Naruto est à Masashi Kishimoto. Petit one-shot où Karura est en vie. Je n'aime pas ma fin mais je n'arrivais pas à faire mieux.


Tu étais mon mari avant d'être leur kazekage

C'était la deuxième fois aujourd'hui que Karura se trouvait devant cette tombe, celle qui portait le nom de son défunt mari. La première fois, elle y était avec ses deux premiers enfants, Temari et Kankuro, le dernier Gaara était trop petit et c'était son oncle Yashamaru qui l'avait gardé. Avec eux avaient étés présents les membres du conseil, des shinobis que Rasa avait formé, et d'autres comme Baki, Pakura et Sasori qui l'avaient apprécié. La veuve n'avait pas apprécié la présence des membres du conseil, qui pour la plupart n'étaient que des parasites qui avaient souvent cherchés à éliminer leur chef qui selon eux était trop faible et trop pacifiste, eux ils ne rêvaient que de guerres et de victoires. Sa fille et son fils avaient pleuré et elle les avait laissé faire malgré les regards de travers qu'elle avait reçu (regards qu'elle avait rendu), ses enfants venaient de perdre leur père, ils avaient le droit d'être triste, ils avaient le droit d'exprimer leur chagrin et personne n'avait le droit de le leur interdire. Cette cérémonie lui avait parut interminable et le rôle qu'elle avait du jouer insupportable mais si elle avait accepté la présence d'hommes qui n'avaient aucune considération pour son époux, c'était uniquement pour ses enfants. Elle ne voulait pas qu'ils s'en prennent à eux.

A la nuit tombée elle avait confié sa petite blonde et son petit brun, en plus de son petit bébé à son frère avant de retourner au cimetière. Elle voulait être seule avec l'homme qu'elle avait aimé et épaulé toutes ces années. La lune éclairait la scène et ainsi elle pouvait parfaitement lire les quatre lettres qui avait fait battre son cœur et qui lui avaient involontairement brisé. Karura se sentait mieux maintenant, sans tous ces hypocrites autour d'elle, ceux qui pensaient déjà à élire un nouveau kazekage alors qu'ils venaient à peine d'enterrer l'ancien. Ils désiraient un homme plus fort, plus violent, plus ambitieux mais avaient-ils déjà oublié la diplomatie de son mari qui plus d'une fois leur avait évité des conflits qui auraient été horribles, ne se rappelaient-ils pas de son courage lorsqu'il avait fallut se battre, ni de son amour pour son village, toutes ces qualités qui avaient conduit à sa son sacrifice pour empêcher Suna de devenir un territoire du pays de la terre.
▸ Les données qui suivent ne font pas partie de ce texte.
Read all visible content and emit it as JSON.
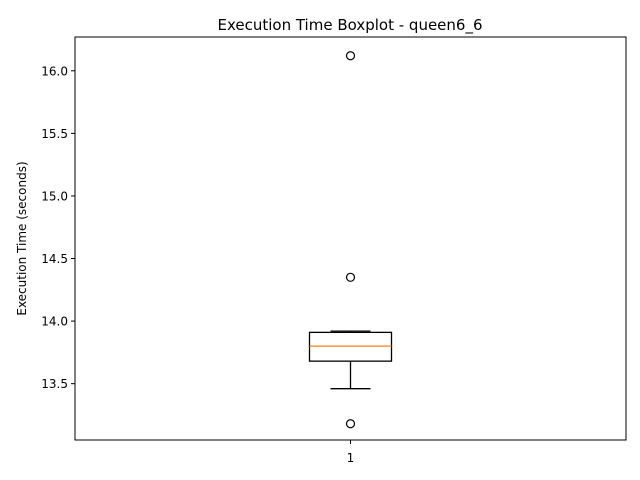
{
  "chart_data": {
    "type": "boxplot",
    "title": "Execution Time Boxplot - queen6_6",
    "xlabel": "",
    "ylabel": "Execution Time (seconds)",
    "categories": [
      "1"
    ],
    "ylim": [
      13.05,
      16.27
    ],
    "yticks": [
      13.5,
      14.0,
      14.5,
      15.0,
      15.5,
      16.0
    ],
    "ytick_labels": [
      "13.5",
      "14.0",
      "14.5",
      "15.0",
      "15.5",
      "16.0"
    ],
    "grid": false,
    "boxes": [
      {
        "category": "1",
        "whisker_low": 13.46,
        "q1": 13.68,
        "median": 13.8,
        "q3": 13.91,
        "whisker_high": 13.92,
        "outliers": [
          16.12,
          14.35,
          13.18
        ]
      }
    ],
    "colors": {
      "box": "#000000",
      "median": "#ff7f0e",
      "outlier": "#000000"
    }
  }
}
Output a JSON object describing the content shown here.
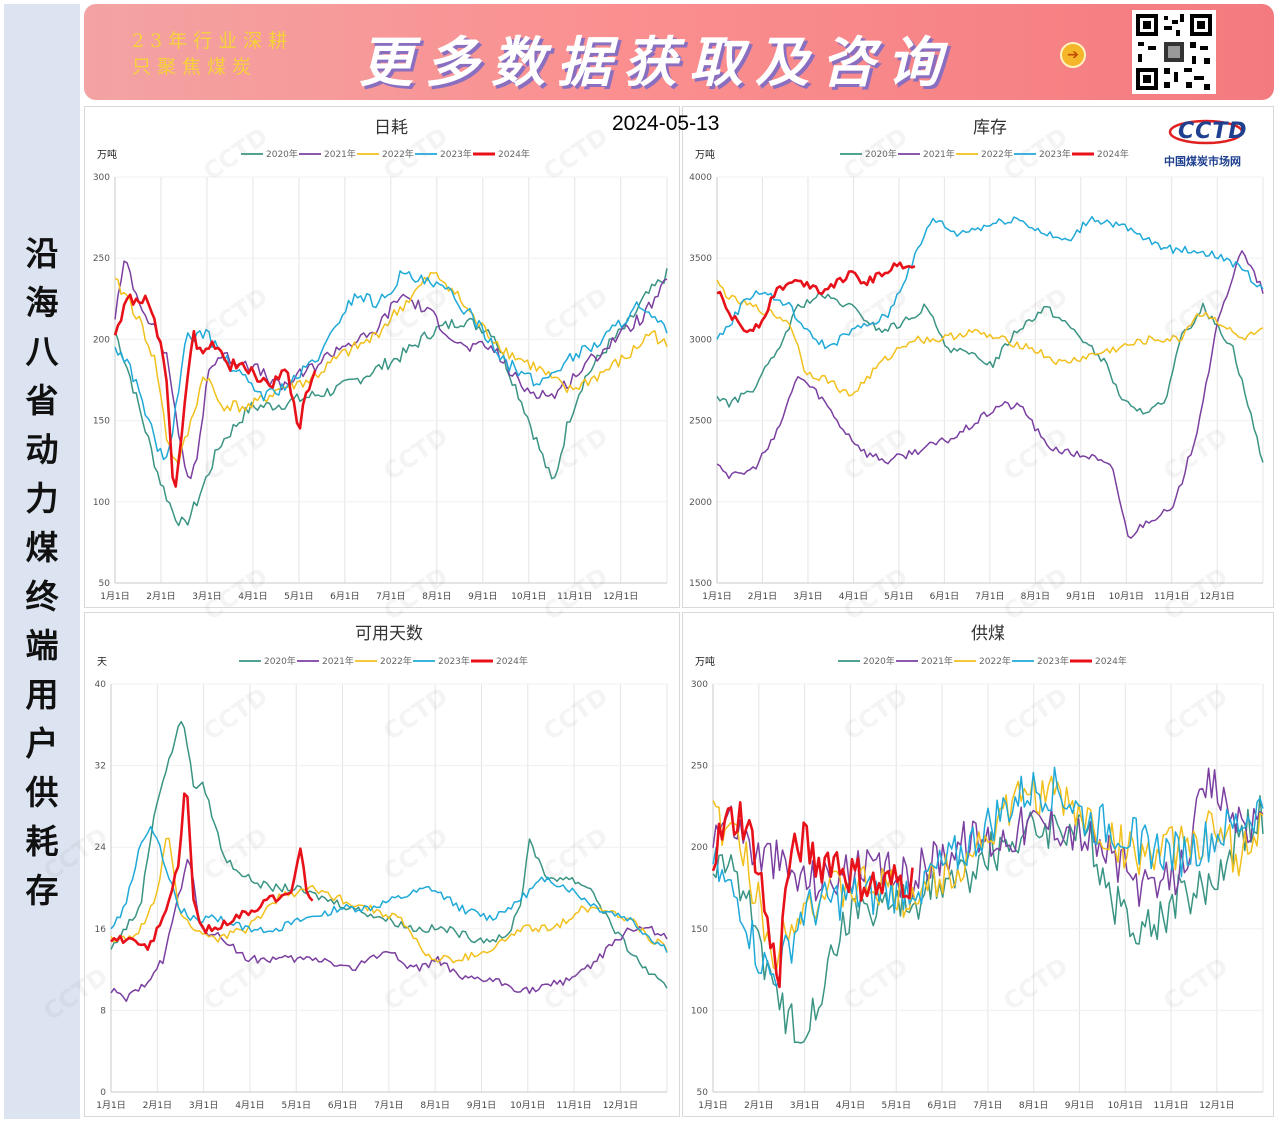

La veuve était en deuil mais pas du plus puissant homme d'état du pays du vent, mais de son époux, sa moitié, celle aux côtés duquel elle était devenue une femme, que ce soit lors de son premier assassinat ou bien le soir de leur nuit de noce, celle-ci restait un bien meilleur souvenir que l'autre. Elle pleurait pour Temari et Kankuro qui allaient devoir grandir sans leur père qu'ils aimaient et admiraient tant, pour Gaara qui ne connaîtrait jamais les étreintes paternelles ni l'amour d'un père, elle pleurait pour sa famille qui devrait vivre avec cette si douloureuse absence.

Elle refusait de l'oublier, elle continuerait d'entretenir sa mémoire et ses enfants seraient les dignes héritiers de Rasa. D'ailleurs ses deux aînés semblaient avoir récupérés certains traits de caractères de leur géniteur, Kankuro était même une réplique miniature de son père. Lorsqu'elle les regardait c'était l'âme de son compagnon qu'elle voyait, et elle savait que ses idées se poursuivront tant qu'ils seront en vie. Karura partageait sa politique et si le conseil et le pays du vent tout entier les rejetaient alors ils partiraient loin, dans un endroit où ils seraient libres de grandir en paix, sans être en danger, mais ils ne fuiraient pas, oh non, ils se mettraient à l'abri en attendant que l'orage passe, et le jour où la tempête se serait calmée, ils reviendraient réclamer ce qui leur revenaient de droit. Karura était convaincue que l'un de ses enfants deviendrait kazekage.

Rasa, son cher et tendre mari, l'homme de sa vie était peut-être mort mais pas ses idées, pas ses projets, ses enfants et elle les feraient se perpétuer. La plupart des ninjas n'avaient vu leur chef que comme un faible, un fou, mais elle, elle savait que ce n'était pas vrai, qu'au contraire il était fort et visionnaire, il cherchait une autre solution que la guerre pour ramener son prestige et sa puissance à leur état. Le renouveau de ce pays viendrait de leurs enfants, ce seraient eux qui ramèneraient la gloire et la prospérité à Sunagakure.